Question

Steam in a heating system flows through tubes whose outer diameter is \(5 \mathrm{~cm}\) and whose walls are maintained at a temperature of \(180^{\circ} \mathrm{C}\). Circular aluminum alloy 2024-T6 fins \((k=186 \mathrm{~W} / \mathrm{m} \cdot \mathrm{K})\) of outer diameter \(6 \mathrm{~cm}\) and constant thickness \(1 \mathrm{~mm}\) are attached to the tube. The space between the fins is \(3 \mathrm{~mm}\), and thus there are 250 fins per meter length of the tube. Heat is transferred to the surrounding air at \(T_{\infty}=25^{\circ} \mathrm{C}\), with a heat transfer coefficient of \(40 \mathrm{~W} / \mathrm{m}^{2} \cdot \mathrm{K}\). Determine the increase in heat transfer from the tube per meter of its length as a result of adding fins.

Short answer

Answer: The increase in heat transfer from the tube per meter of its length as a result of adding fins is 4145.298 W.

Step-by-step solution

Calculate the fin's thermal resistance

First, we need to calculate the thermal resistance of the fins. Fins increase the heat transfer rate by increasing the exposed surface area, but they also introduce a resistance to heat transfer.
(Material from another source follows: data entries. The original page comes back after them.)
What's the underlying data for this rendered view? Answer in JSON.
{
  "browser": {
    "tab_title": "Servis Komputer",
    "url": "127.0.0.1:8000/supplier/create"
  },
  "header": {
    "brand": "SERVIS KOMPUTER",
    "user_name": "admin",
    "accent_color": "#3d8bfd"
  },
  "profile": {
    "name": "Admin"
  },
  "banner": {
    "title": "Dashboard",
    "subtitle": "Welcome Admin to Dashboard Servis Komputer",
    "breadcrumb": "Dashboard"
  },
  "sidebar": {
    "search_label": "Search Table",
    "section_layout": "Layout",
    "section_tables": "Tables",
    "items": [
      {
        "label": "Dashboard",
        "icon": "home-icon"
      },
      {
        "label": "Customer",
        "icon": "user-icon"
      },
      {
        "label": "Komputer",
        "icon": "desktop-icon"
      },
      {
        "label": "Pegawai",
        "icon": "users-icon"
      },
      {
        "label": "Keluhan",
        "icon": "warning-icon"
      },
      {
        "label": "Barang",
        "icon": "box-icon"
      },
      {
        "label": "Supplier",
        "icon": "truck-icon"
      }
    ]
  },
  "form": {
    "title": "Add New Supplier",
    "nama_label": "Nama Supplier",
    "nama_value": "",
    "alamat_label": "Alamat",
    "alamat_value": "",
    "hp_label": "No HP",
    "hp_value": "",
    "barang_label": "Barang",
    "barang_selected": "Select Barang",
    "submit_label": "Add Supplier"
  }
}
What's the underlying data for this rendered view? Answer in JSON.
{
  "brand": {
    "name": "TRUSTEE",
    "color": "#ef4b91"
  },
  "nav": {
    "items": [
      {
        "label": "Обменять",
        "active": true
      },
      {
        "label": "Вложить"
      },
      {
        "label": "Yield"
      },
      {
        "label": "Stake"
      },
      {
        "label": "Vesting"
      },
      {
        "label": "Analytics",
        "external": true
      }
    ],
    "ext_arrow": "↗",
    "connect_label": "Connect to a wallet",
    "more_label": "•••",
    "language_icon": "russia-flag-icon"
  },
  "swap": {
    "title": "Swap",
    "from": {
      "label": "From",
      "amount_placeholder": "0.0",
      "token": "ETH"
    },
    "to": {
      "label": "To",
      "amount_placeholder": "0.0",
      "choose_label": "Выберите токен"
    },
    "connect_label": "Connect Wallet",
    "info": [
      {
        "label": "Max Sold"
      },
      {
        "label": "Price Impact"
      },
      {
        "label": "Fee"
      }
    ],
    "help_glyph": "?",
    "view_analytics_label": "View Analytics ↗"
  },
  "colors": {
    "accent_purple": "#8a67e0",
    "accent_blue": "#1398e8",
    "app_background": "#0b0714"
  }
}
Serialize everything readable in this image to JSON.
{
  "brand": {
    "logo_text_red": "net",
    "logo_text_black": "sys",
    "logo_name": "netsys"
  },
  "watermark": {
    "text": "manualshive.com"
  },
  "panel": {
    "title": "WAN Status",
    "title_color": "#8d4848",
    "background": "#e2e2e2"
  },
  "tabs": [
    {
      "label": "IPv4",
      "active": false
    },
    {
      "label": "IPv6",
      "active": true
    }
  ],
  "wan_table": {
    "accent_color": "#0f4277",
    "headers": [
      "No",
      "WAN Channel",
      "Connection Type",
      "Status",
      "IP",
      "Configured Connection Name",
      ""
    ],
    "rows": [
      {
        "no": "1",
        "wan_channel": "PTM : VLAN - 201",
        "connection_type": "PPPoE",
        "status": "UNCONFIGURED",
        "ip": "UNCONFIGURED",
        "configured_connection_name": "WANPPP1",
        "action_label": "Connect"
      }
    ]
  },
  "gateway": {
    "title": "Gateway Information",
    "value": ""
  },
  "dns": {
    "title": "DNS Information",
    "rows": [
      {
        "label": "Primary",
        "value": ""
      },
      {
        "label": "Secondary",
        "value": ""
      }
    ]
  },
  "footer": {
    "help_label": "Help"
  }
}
We can calculate the fin's thermal resistance using: \(R_{fin} = \frac{t}{k A_{fin}}\) where \(t = 1 \mathrm{~mm}\) (the fin thickness) \(k = 186 \mathrm{~W} / \mathrm{m} \cdot \mathrm{K}\) (the thermal conductivity of the aluminum alloy 2024-T6) \(A_{fin} = \pi D_{fin} L_{fin}\) (the fin's surface area) \(D_{fin} = 6 \mathrm{~cm}\) (the fin's outer diameter) \(L_{fin} = 3 \mathrm{~mm}\) (the space between fins) Let's calculate \(A_{fin}\): \(A_{fin} = \pi (0.06 \mathrm{~m})(0.003 \mathrm{~m}) = 0.0005655 \mathrm{~m}^2\) Now we can calculate \(R_{fin}\): \(R_{fin} = \frac{0.001 \mathrm{~m}}{186 \mathrm{~W} / \mathrm{m} \cdot \mathrm{K} \cdot 0.0005655 \mathrm{~m}^2} = 9.3451 \times 10^{-3} \mathrm{~K} / \mathrm{W}\)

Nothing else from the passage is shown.